Totgesagt
Wenn aber nicht, lief er blindlings ins Dunkle hinein; weiß der Teufel, wohin er dann geraten mochte. Klar, er konnte sie die ganze Nacht durch den Wald jagen, aber das wäre idiotisch gewesen.
Also musste er sie zurück ins Blockhaus locken. Und dazu fiel ihm nur eine einzige Lösung ein: Er musste sie glauben machen, dass er aufgab.
Er kletterte in seinen Pritschenwagen, ließ den Motor an und setzte zurück in Richtung Landstraße. Nach etwa hundert Metern hielt er an, inzwischen noch mehr in Weißglut als ohnehin schon. Irgendwann musste sie raus aus ihrem Versteck, sonst würde sie erfrieren.

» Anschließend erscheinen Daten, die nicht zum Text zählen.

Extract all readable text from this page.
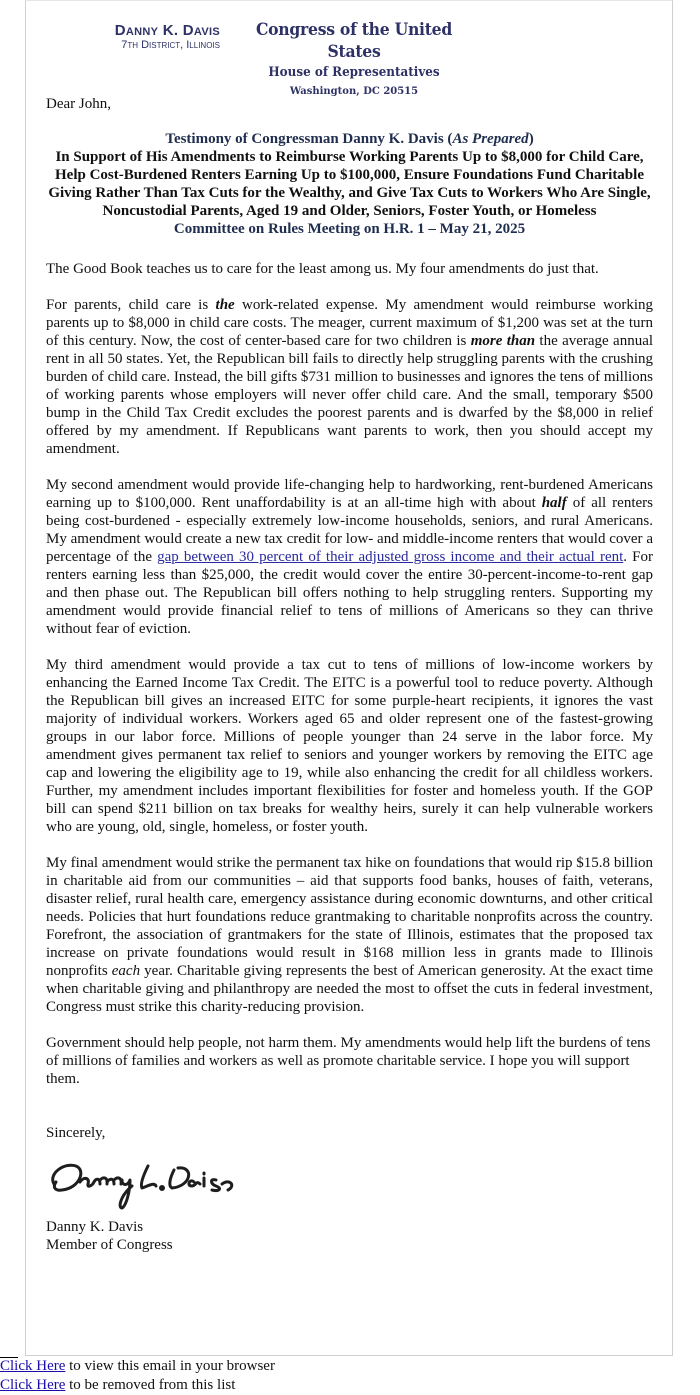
Danny K. Davis
7th District, Illinois
Congress of the United States
House of Representatives
Washington, DC 20515

Dear John,

Testimony of Congressman Danny K. Davis (As Prepared)
In Support of His Amendments to Reimburse Working Parents Up to $8,000 for Child Care,
Help Cost-Burdened Renters Earning Up to $100,000, Ensure Foundations Fund Charitable Giving Rather Than Tax Cuts for the Wealthy, and Give Tax Cuts to Workers Who Are Single, Noncustodial Parents, Aged 19 and Older, Seniors, Foster Youth, or Homeless
Committee on Rules Meeting on H.R. 1 – May 21, 2025

The Good Book teaches us to care for the least among us. My four amendments do just that.

For parents, child care is the work-related expense. My amendment would reimburse working parents up to $8,000 in child care costs. The meager, current maximum of $1,200 was set at the turn of this century. Now, the cost of center-based care for two children is more than the average annual rent in all 50 states. Yet, the Republican bill fails to directly help struggling parents with the crushing burden of child care. Instead, the bill gifts $731 million to businesses and ignores the tens of millions of working parents whose employers will never offer child care. And the small, temporary $500 bump in the Child Tax Credit excludes the poorest parents and is dwarfed by the $8,000 in relief offered by my amendment. If Republicans want parents to work, then you should accept my amendment.

My second amendment would provide life-changing help to hardworking, rent-burdened Americans earning up to $100,000. Rent unaffordability is at an all-time high with about half of all renters being cost-burdened - especially extremely low-income households, seniors, and rural Americans. My amendment would create a new tax credit for low- and middle-income renters that would cover a percentage of the gap between 30 percent of their adjusted gross income and their actual rent. For renters earning less than $25,000, the credit would cover the entire 30-percent-income-to-rent gap and then phase out. The Republican bill offers nothing to help struggling renters. Supporting my amendment would provide financial relief to tens of millions of Americans so they can thrive without fear of eviction.

My third amendment would provide a tax cut to tens of millions of low-income workers by enhancing the Earned Income Tax Credit. The EITC is a powerful tool to reduce poverty. Although the Republican bill gives an increased EITC for some purple-heart recipients, it ignores the vast majority of individual workers. Workers aged 65 and older represent one of the fastest-growing groups in our labor force. Millions of people younger than 24 serve in the labor force. My amendment gives permanent tax relief to seniors and younger workers by removing the EITC age cap and lowering the eligibility age to 19, while also enhancing the credit for all childless workers. Further, my amendment includes important flexibilities for foster and homeless youth. If the GOP bill can spend $211 billion on tax breaks for wealthy heirs, surely it can help vulnerable workers who are young, old, single, homeless, or foster youth.

My final amendment would strike the permanent tax hike on foundations that would rip $15.8 billion in charitable aid from our communities – aid that supports food banks, houses of faith, veterans, disaster relief, rural health care, emergency assistance during economic downturns, and other critical needs. Policies that hurt foundations reduce grantmaking to charitable nonprofits across the country. Forefront, the association of grantmakers for the state of Illinois, estimates that the proposed tax increase on private foundations would result in $168 million less in grants made to Illinois nonprofits each year. Charitable giving represents the best of American generosity. At the exact time when charitable giving and philanthropy are needed the most to offset the cuts in federal investment, Congress must strike this charity-reducing provision.

Government should help people, not harm them. My amendments would help lift the burdens of tens of millions of families and workers as well as promote charitable service. I hope you will support them.

Sincerely,
Danny K. Davis
Member of Congress
Click Here to view this email in your browser
Click Here to be removed from this list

Als Madeline hörte, wie der Diesel ansprang, traute sie ihren Ohren nicht. Was denn – haute Ray einfach ab? Hatte sie ihn etwa außer Gefecht gesetzt? Sie mochte es nicht recht glauben. Mit etwas Glück hatte sie ihn vielleicht dort getroffen, wo’s richtig wehtat, aber für mehr hatte ihre Kraft einfach nicht gereicht.
Hatte er Angst, sie könne womöglich Hilfe finden und ihm die Polizei oder den Sheriff auf den Hals hetzen? Auch das war wenig wahrscheinlich, jedenfalls in der unmittelbaren Zukunft. Er wusste ja, sie hatte nicht den geringsten Schimmer, wo sie sich hier befand. Er hatte sie geknebelt, gefesselt und unter der Plane hergefahren. Noch mehr als unter solchen Umständen konnte man die Orientierung gar nicht verlieren.
Und wenn schon! Sie konnte zwar nicht ausrechnen, was er vorhatte, aber sie musste ins Warme, brauchte ein Dach über dem Kopf, und es gab nur einen Ort, der beides bot. Das bedeutete allerdings, dass Ray sie erwischen würde, falls er zurückkehren sollte.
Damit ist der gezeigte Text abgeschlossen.